In the battle against AIDS, the Bush administration is both savior
and scoundrel. Washington is the single largest financier of AIDS
programs in poor countries. But the administration uses its muscle to
extinguish necessary and successful programs it finds politically
objectionable, and to carry out ineffective ideological crusades.

First the good news. Washington's financing for AIDS treatment does
not go as far as it could because American programs have been buying
only expensive brand-name drugs, a sop to the pharmaceutical lobby.
Administration officials have said that without approval from the
Food and Drug Administration, they can't be sure that generics are
safe and effective, even though the World Health Organization has
endorsed many of them and AIDS programs around the world use them
with excellent results. It's not a question of science: the drugs
cannot be used in the United States because they would violate
patents, so the F.D.A. never examined them.

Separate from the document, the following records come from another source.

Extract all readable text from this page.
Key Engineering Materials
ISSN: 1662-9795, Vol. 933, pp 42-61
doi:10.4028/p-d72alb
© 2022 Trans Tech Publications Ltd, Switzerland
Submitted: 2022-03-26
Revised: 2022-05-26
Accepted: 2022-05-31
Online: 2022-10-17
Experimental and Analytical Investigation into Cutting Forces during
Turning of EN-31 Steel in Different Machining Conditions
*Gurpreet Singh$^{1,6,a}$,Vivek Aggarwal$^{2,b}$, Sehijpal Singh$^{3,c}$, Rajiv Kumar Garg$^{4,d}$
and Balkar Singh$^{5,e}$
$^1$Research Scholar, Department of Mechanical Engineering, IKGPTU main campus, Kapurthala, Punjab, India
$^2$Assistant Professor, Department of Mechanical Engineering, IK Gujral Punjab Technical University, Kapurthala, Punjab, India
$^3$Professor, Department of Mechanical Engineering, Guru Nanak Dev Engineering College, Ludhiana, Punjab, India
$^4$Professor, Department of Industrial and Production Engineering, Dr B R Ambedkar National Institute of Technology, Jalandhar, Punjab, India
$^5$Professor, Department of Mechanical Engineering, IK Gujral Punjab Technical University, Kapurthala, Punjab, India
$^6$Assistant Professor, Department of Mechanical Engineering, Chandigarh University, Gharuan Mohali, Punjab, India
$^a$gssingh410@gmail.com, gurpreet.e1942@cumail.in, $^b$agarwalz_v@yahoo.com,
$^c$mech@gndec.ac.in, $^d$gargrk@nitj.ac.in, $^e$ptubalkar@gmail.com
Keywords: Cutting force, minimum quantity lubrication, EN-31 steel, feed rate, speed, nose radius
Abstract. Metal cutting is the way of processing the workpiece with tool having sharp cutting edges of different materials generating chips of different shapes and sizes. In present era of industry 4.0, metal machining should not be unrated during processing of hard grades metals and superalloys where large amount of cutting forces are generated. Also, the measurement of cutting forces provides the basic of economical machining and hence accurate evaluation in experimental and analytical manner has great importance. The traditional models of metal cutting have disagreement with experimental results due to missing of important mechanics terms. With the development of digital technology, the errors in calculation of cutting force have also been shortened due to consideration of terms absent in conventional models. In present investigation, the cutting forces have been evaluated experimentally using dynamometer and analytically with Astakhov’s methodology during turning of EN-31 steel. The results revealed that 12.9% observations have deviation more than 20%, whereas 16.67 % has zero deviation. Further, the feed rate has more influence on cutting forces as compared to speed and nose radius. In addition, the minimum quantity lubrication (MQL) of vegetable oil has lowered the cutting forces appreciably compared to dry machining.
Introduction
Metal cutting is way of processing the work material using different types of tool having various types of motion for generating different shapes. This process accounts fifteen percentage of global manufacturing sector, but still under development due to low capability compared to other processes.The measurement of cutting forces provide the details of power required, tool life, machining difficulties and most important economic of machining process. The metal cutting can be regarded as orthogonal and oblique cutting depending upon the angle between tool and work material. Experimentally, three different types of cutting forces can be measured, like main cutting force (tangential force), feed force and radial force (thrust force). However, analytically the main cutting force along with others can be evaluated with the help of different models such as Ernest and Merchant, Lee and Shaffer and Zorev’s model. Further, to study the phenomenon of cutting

Until now. Last week, the F.D.A. approved for overseas use two
Indian-made generic versions of nevirapine, a standard ingredient in
the triple cocktail, and a generic version of efavirenz, another
widely used antiretroviral. That brings the number of approved
generic antiretrovirals to seven. While none are yet in use in
Washington's overseas programs, the approvals will eventually allow
four times as many lives to be saved for the same amount of money.

Also last week, however, the administration was on a moral crusade
that could lead to a significant rise in AIDS cases in Russia, China,
elsewhere in Asia and in the former East bloc. In these places, drug
users who inject are a prime risk group for AIDS, and the gateway
through which the epidemic will spread into the general population.
As many as a third of new AIDS infections outside sub-Saharan Africa
are in drug users; in Russia, Unaids estimates that injecting drug
users are 80 percent of the infected. Needle exchange programs can
help control this part of the epidemic.

But at a Unaids policy meeting this month, a Bush administration
official asked that all references to needle exchange be dropped from
the group's governing policy paper.

Unaids doesn't control much money, but it sets world policy on how to
fight AIDS, and usually operates by consensus to give its
recommendations more force. Although America is virtually alone in
its opposition to needle exchange, its clout as the largest Unaids
donor means it might be able to win a vote this week in the group's
program coordination board. If Unaids could no longer work on needle
exchange, nations would lose a valuable source of technical help. And
a lack of consensus could keep countries from starting needle exchanges.

American law already forbids United States money from financing
needle exchange programs. For Washington to decide that it wants to
stop everyone else from doing that as well is a breathtakingly dangerous step.